Simple UX: No "enterprise" bloat. Just recipes, ingredients, and costs.
The Tech Stack: The app is built to be fast and responsive. I wanted something that felt lightweight enough to use on a phone while standing in the kitchen but powerful enough to handle complex batch scaling on a desktop. (Optional: Insert your stack here, e.g., Next.js, Tailwind, Supabase).
Why I’m sharing it here: I’ve reached a milestone of 10k+ recipes tracked on the platform, and I’m looking for feedback from the HN community. Specifically:
UI/UX: Is the flow from "adding an ingredient" to "viewing a recipe cost" intuitive enough?
Feature Creep: What’s the one thing a home cook actually needs that I’m missing (e.g., nutritional data vs. simple cost tracking)?
It’s currently 100% free to use. I’d love for you to kick the tires and let me know what you think.
avansledright•1h ago
I’m the creator of CrumbCounts.
The Problem: Most home bakers and cottage food producers (people selling cookies, sourdough, or jams from their kitchen) have a "vibes-based" pricing model. They know a bag of flour costs $5, but they have no idea how much the 425g in their sourdough loaf actually costs after accounting for the starter, the salt, and the electricity.
When you're trying to turn a hobby into a side hustle—or just trying to manage a household budget during a period of high food inflation—"guessing" doesn't work. I found that most people were either using messy, disconnected spreadsheets or expensive enterprise software designed for commercial restaurants.
The Solution: I built CrumbCounts to bridge that gap. It’s a dedicated recipe cost calculator and inventory tracker designed specifically for the "aspiring home chef" and the micro-entrepreneur.
Key Features:
Unit Conversion Engine: Input ingredients in bulk units (lbs/kg) and use them in recipes in smaller units (grams/tsp) without doing the mental math.
Dynamic Costing: If the price of butter at your local store jumps 20%, you update it once in your inventory, and every recipe using that butter updates its cost-per-serving instantly.
Profit Margin Analysis: For cottage bakers, you can set a target margin and the app tells you what you should be charging.
Simple UX: No "enterprise" bloat. Just recipes, ingredients, and costs.
The Tech Stack: The app is built to be fast and responsive. I wanted something that felt lightweight enough to use on a phone while standing in the kitchen but powerful enough to handle complex batch scaling on a desktop. (Optional: Insert your stack here, e.g., Next.js, Tailwind, Supabase).

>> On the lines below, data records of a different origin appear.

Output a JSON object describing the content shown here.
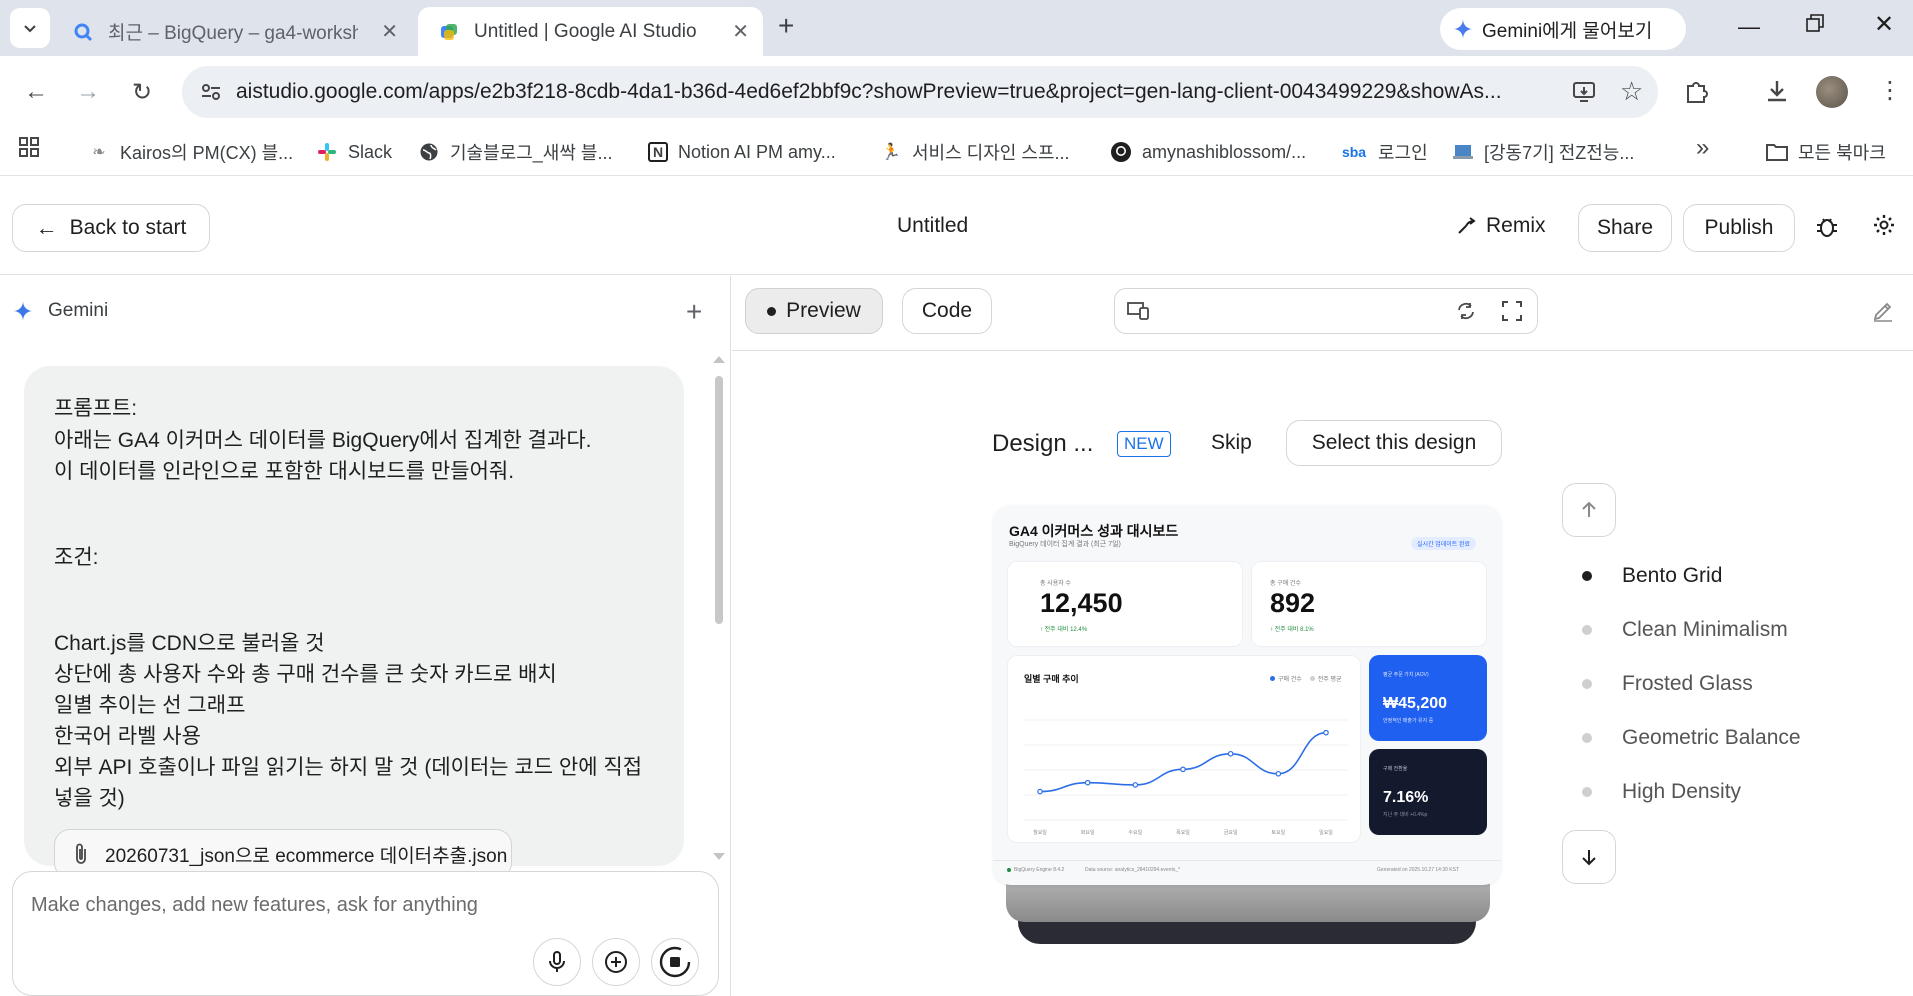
{
  "browser": {
    "tabs": [
      {
        "title": "최근 – BigQuery – ga4-worksh",
        "icon": "bigquery-icon"
      },
      {
        "title": "Untitled | Google AI Studio",
        "icon": "ai-studio-icon"
      }
    ],
    "gemini_button": "Gemini에게 물어보기",
    "url": "aistudio.google.com/apps/e2b3f218-8cdb-4da1-b36d-4ed6ef2bbf9c?showPreview=true&project=gen-lang-client-0043499229&showAs...",
    "bookmarks": [
      {
        "label": "Kairos의 PM(CX) 블...",
        "icon": "blog-icon"
      },
      {
        "label": "Slack",
        "icon": "slack-icon"
      },
      {
        "label": "기술블로그_새싹 블...",
        "icon": "globe-icon"
      },
      {
        "label": "Notion AI PM amy...",
        "icon": "notion-icon"
      },
      {
        "label": "서비스 디자인 스프...",
        "icon": "runner-icon"
      },
      {
        "label": "amynashiblossom/...",
        "icon": "github-icon"
      },
      {
        "label": "로그인",
        "icon": "sba-icon"
      },
      {
        "label": "[강동7기] 전Z전능...",
        "icon": "laptop-icon"
      }
    ],
    "all_bookmarks": "모든 북마크"
  },
  "header": {
    "back": "Back to start",
    "title": "Untitled",
    "remix": "Remix",
    "share": "Share",
    "publish": "Publish"
  },
  "chat": {
    "title": "Gemini",
    "prompt_lines": [
      "프롬프트:",
      "아래는 GA4 이커머스 데이터를 BigQuery에서 집계한 결과다.",
      "이 데이터를 인라인으로 포함한 대시보드를 만들어줘.",
      "조건:",
      "Chart.js를 CDN으로 불러올 것",
      "상단에 총 사용자 수와 총 구매 건수를 큰 숫자 카드로 배치",
      "일별 추이는 선 그래프",
      "한국어 라벨 사용",
      "외부 API 호출이나 파일 읽기는 하지 말 것 (데이터는 코드 안에 직접",
      "넣을 것)"
    ],
    "attachment": "20260731_json으로 ecommerce 데이터추출.json",
    "input_placeholder": "Make changes, add new features, ask for anything"
  },
  "preview": {
    "tab_preview": "Preview",
    "tab_code": "Code",
    "design_label": "Design ...",
    "new_badge": "NEW",
    "skip": "Skip",
    "select": "Select this design",
    "styles": [
      {
        "name": "Bento Grid",
        "selected": true
      },
      {
        "name": "Clean Minimalism",
        "selected": false
      },
      {
        "name": "Frosted Glass",
        "selected": false
      },
      {
        "name": "Geometric Balance",
        "selected": false
      },
      {
        "name": "High Density",
        "selected": false
      }
    ]
  },
  "dashboard": {
    "title": "GA4 이커머스 성과 대시보드",
    "subtitle": "BigQuery 데이터 집계 결과 (최근 7일)",
    "live_badge": "실시간 업데이트 완료",
    "users_label": "총 사용자 수",
    "users_value": "12,450",
    "users_change": "↑ 전주 대비 12.4%",
    "purchases_label": "총 구매 건수",
    "purchases_value": "892",
    "purchases_change": "↑ 전주 대비 8.1%",
    "trend_title": "일별 구매 추이",
    "legend_a": "구매 건수",
    "legend_b": "전주 평균",
    "aov_label": "평균 주문 가치 (AOV)",
    "aov_value": "₩45,200",
    "aov_note": "안정적인 매출가 유지 중",
    "conv_label": "구매 전환율",
    "conv_value": "7.16%",
    "conv_note": "지난 주 대비 +0.4%p",
    "footer_left": "BigQuery Engine 8.4.2",
    "footer_mid": "Data source: analytics_28410294.events_*",
    "footer_right": "Generated on 2025.10.27 14:30 KST"
  },
  "chart_data": {
    "type": "line",
    "categories": [
      "월요일",
      "화요일",
      "수요일",
      "목요일",
      "금요일",
      "토요일",
      "일요일"
    ],
    "series": [
      {
        "name": "구매 건수",
        "values": [
          112,
          120,
          118,
          132,
          146,
          128,
          165
        ]
      }
    ],
    "ylim": [
      90,
      180
    ],
    "title": "일별 구매 추이"
  }
}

Why I’m sharing it here: I’ve reached a milestone of 10k+ recipes tracked on the platform, and I’m looking for feedback from the HN community. Specifically:
UI/UX: Is the flow from "adding an ingredient" to "viewing a recipe cost" intuitive enough?
Feature Creep: What’s the one thing a home cook actually needs that I’m missing (e.g., nutritional data vs. simple cost tracking)?
It’s currently 100% free to use. I’d love for you to kick the tires and let me know what you think.
Check it out: https://crumbcounts.com
Looking forward to your comments!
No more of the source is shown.